Liverpool have never taken a ‘throw sh*t at the wall’ approach to attacking, with a dozen teams in Europe’s top five leagues averaging more shots per game. But the Reds still fell well short of their usual standards, creating only 10 shots on Bournemouth’s goal. Aaron Ramsdale was rarely troubled and Jan Oblak will enjoy a stress-free trip to Anfield without Liverpool’s front three increasing their intensity and the midfielders behind creating more openings.
The best chance of the final hour, in fact, fell to Ryan Fraser and the Scotland winger beat Adrian, whose presence still doesn’t inspire confidence in those before him. But James Milner, in the side because of a late injury to Andrew Robertson, scurried back to hook the ball from underneath his own crossbar.

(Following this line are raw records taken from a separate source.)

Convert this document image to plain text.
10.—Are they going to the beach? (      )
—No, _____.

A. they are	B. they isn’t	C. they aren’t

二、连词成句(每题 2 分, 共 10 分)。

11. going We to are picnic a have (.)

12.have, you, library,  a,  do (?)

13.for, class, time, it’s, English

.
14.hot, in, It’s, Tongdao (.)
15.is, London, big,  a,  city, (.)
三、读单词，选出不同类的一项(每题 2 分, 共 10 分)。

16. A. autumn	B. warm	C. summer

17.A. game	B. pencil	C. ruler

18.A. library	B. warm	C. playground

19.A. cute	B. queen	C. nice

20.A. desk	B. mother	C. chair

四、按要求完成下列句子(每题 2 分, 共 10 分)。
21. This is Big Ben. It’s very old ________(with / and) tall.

🗣 "Everything we do, highest tempo!"
Klopp's Lieutenant on the pitch!
Liverpool may be out of sight in the league but James Milner isn't about to let standards slip on his return the Premier League XI. pic.twitter.com/JhGX5mcmi3
— Football on BT Sport (@btsportfootball) March 7, 2020
That rescue act and Milner’s customary competence was enough to earn the man of the match award in the face of almost no competition. Milner caught the eye before kick-off too while cajoling his team-mates. “Everything we do, highest tempo,” he urged but those words apparently fell on deaf ears.
You can bet that whatever Simeone has to say will resonate far more with the Atletico players on Wednesday night.